Hasta aquí hemos visto la figura de la Santísima Virgen con relación al pecado, pero la vida cristiana es más que un combatir contra el pecado, sabemos que la vocación cristiana es la de dar Gloria al Padre con una vida de santidad y el santo, no sólo aborrece y lucha contra el pecado, sino ante todo busca crecer en el amor, recordemos que la santidad en pocas palabras se define como la perfección de la caridad[3].

¿Qué es la caridad? El Catecismo de la Iglesia nos enseña que es “la virtud teologal por la cual amamos a Dios sobre todas las cosas por él mismo y a nuestro prójimo como a nosotros mismos por amor de Dios.”[4]. En cuanto virtud teologal decimos que es un don de Dios infundido en nuestra alma el día del Bautismo en virtud de la gracia por el cual participamos de su amor de un modo especial, para que le amemos a Él y a nuestro prójimo con los mismos sentimientos, resoluciones e intenciones del Corazón de Jesús, cumpliendo así su mandamiento “Ámense los unos a los otros como yo los he amado” (Jn 15, 12)

Ahora bien, si esta virtud tiene su origen en el amor de Dios, que es infinito, esto significa que siempre podemos crecer en ella, a nuestro crecimiento en el amor el único límite que existe es el que nosotros le pongamos.

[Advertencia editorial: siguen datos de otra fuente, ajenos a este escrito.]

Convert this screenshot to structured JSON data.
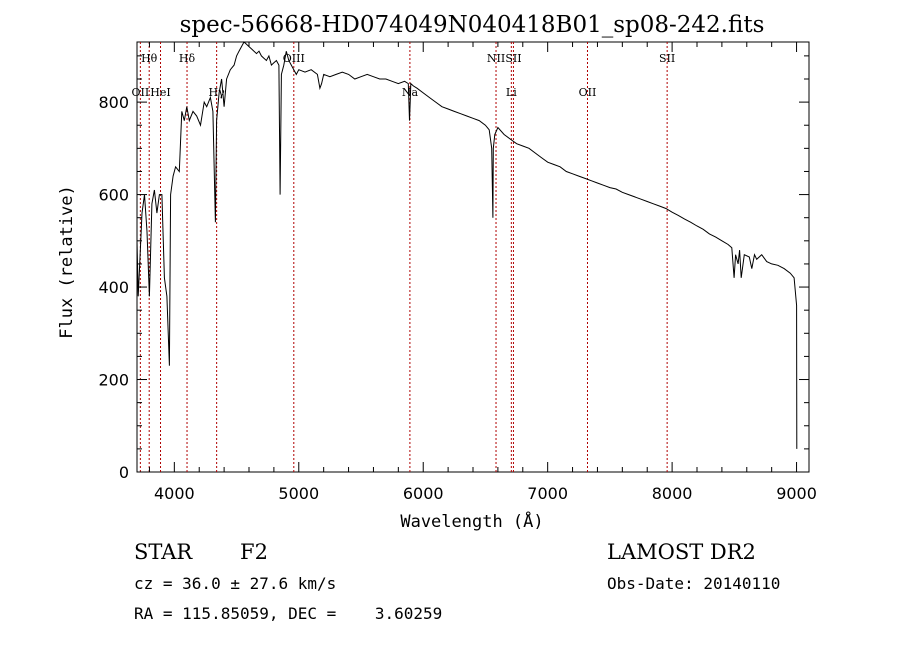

La B.V. María al igual que todos los hombres recibió la gracia de Dios, es más, el ángel en la anunciación la llama “la llena de gracia”, y esto virtud de su Maternidad divina. Sin embargo, esto no significa que su caridad hubiese llegado a un estado en el que no podía crecer más ya que siempre podemos crecer en el amor, por lo que al no oponer obstáculo alguno, ya que era la Inmaculada, es la persona humana que mejor dispuesta estaba para crecer en la caridad y así lo hizo, por ello los cristianos de rito oriental la llamarán “Panagia” que en griego significa “la toda santa”.

La gracia puede y debe crecer en el alma fiel mientras se encuentra en status viator, mientras se camina en estado de viador como peregrina hacia el cielo. En esta vida la unión con Dios Uno y Trino debe ser cada vez más íntima, y esto se puede hacer de tres maneras: en razón de nuestras buenas obras, por vía de los sacramentos y por medio de la oración[5]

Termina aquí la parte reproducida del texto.